Who doesn't enjoy having a beautiful bouquet of cut flowers in their home? Let's look at some of the other ways in which we can prolong the life of a cut flower, and how our lives in Christ Jesus can be refreshed and sustained. The right tool must be used to cut the stem of a flower. Regular scissors pinch the water channel of the stalk. A sharp knife or pruning shears should be the tool of choice. Also, cutting flowers under a steady flow of water keeps air pockets, that prevent water absorption, from forming. Stems should be plunged into a vase of clear, tepid water immediately after cutting according to The Old Farmer's Almanac. Jesus told the Samaritan woman that He met at Jacob's well that He is "living water." He said, "Whoever drinks the water I give them will never thirst.
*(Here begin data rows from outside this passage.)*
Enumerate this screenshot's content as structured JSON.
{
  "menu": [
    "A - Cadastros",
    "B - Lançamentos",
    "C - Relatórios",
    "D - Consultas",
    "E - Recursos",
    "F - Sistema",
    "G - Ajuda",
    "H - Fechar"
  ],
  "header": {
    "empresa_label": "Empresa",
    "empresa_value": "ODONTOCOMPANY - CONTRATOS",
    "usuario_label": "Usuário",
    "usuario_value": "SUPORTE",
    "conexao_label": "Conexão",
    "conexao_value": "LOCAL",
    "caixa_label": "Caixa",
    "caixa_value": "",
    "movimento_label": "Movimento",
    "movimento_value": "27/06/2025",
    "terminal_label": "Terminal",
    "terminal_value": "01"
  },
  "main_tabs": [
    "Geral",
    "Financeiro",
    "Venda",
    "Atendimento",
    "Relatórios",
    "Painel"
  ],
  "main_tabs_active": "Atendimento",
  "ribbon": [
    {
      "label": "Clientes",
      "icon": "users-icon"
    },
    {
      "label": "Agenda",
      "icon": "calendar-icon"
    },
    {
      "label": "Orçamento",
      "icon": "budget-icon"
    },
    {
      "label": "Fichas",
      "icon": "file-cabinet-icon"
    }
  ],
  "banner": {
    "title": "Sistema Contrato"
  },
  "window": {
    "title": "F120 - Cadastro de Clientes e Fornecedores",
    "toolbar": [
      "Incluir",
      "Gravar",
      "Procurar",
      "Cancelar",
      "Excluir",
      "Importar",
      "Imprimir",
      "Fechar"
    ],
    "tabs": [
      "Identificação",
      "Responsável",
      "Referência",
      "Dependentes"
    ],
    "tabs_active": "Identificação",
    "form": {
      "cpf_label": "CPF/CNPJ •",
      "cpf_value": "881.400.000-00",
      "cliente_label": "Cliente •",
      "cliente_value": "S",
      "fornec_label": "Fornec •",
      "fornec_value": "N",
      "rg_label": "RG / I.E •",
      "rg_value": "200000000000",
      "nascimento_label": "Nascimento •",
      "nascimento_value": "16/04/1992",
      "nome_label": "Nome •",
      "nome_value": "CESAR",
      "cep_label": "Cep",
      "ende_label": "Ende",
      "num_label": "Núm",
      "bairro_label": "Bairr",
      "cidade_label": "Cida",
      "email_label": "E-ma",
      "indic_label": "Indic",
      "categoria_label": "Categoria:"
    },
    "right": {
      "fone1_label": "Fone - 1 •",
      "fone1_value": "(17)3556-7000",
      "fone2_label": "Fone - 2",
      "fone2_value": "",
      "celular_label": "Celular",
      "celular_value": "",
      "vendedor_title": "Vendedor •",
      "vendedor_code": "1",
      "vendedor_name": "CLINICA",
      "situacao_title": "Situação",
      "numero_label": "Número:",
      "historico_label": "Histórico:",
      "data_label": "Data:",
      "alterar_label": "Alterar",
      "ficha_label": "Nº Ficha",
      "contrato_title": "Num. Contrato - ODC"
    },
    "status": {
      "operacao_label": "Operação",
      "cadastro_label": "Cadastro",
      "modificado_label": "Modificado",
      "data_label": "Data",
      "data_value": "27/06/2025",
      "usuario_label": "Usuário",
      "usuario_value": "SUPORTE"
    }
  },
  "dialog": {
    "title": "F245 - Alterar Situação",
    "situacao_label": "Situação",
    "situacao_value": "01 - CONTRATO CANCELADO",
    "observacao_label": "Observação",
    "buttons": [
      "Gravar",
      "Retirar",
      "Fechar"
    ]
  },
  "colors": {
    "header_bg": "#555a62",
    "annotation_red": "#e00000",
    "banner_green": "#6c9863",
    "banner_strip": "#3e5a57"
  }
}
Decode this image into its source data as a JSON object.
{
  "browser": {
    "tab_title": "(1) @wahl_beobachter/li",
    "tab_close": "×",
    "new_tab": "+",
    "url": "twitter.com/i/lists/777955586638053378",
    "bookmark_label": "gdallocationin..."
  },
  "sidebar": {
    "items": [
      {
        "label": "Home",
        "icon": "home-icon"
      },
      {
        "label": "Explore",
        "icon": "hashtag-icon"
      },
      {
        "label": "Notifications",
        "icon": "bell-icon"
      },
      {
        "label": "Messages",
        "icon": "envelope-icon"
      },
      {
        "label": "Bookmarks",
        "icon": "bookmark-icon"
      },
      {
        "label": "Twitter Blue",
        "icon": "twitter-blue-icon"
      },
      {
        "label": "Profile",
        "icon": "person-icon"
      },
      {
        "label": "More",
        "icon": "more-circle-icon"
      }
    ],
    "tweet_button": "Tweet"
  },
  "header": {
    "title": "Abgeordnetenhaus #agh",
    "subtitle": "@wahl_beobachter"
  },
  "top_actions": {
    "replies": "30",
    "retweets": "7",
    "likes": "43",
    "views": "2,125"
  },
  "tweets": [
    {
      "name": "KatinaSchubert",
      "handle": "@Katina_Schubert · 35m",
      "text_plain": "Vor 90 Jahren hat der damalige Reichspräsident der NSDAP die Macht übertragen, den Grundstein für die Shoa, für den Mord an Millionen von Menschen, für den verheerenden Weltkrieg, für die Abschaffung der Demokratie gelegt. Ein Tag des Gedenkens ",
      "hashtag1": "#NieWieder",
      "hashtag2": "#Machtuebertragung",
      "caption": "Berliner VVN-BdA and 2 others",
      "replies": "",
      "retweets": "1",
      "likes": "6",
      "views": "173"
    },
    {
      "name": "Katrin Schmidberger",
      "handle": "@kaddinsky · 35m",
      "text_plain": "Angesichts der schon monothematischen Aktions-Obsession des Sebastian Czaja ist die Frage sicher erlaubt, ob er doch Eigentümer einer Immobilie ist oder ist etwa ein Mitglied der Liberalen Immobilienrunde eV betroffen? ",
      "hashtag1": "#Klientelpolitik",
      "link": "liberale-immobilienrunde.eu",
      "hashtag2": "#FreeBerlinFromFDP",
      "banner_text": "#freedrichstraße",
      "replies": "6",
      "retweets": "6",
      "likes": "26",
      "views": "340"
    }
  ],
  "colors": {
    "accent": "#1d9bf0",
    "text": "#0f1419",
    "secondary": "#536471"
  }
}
Indeed, the water I give them will become in them a spring of water welling up to eternal life." (John 4:14) We must be sure to drench ourselves in living water daily.
To maintain longevity of cut flowers we must strip all leaves from the bottom part of the stem that would be under the water. Rotten plant material destroys the quality of the water. If the water becomes cloudy it means that bacteria is growing and can clog the stems. A splash of bleach in the water reduces the amount of bacteria in the water. It is also important to avoid placing a vase of flowers near fruit or vegetables since they give off ethylene gas which shortens the life of cut flowers. We too must not give the enemy of our souls access to our lives. We must say with the Psalmist, "But I trust in You, Lord; I say, 'You are my God.' My times are in your hands; deliver me from the hands of my enemies, from those who pursue me. Let your face shine on your servant; save me in your unfailing love." (Psalm 31:14-16)
It is helpful to place a small amount of sugar in the water as it feeds the flowers. It is also wise to change and refresh the water every few days. In addition, it is recommended that about one inch of the stem bottom be removed every three or four days. This assures that the water continues to penetrate the stem. Let us remember what it says in Psalm 104:27. "All creatures look to you to give them their food at the proper time." God is faithful to give us what we need when we need it. The Psalmist said to the Lord, "Test me, Lord, and try me, examine my heart and my mind; for I have always been mindful of your unfailing love, and have lived in reliance on Your faithfulness." (Psalm 26:2-3)
We must remember that "The Lord delights in those who fear Him, who put their hope in HIs unfailing love." (Psalm 147:11) In Psalm 91:16 He says of the one who loves Him, "With long life I will satisfy him and show him my salvation." The Lord is the one who leads us beside quiet waters and refreshes our souls. (Psalm 23:2-3) When I look at a vase of freshly cut flowers, I think of our God who created them and how they are a testimony to His love and care. Psalm 119:175 comes to mind: “Let me live that I may praise You, and may Your laws sustain me."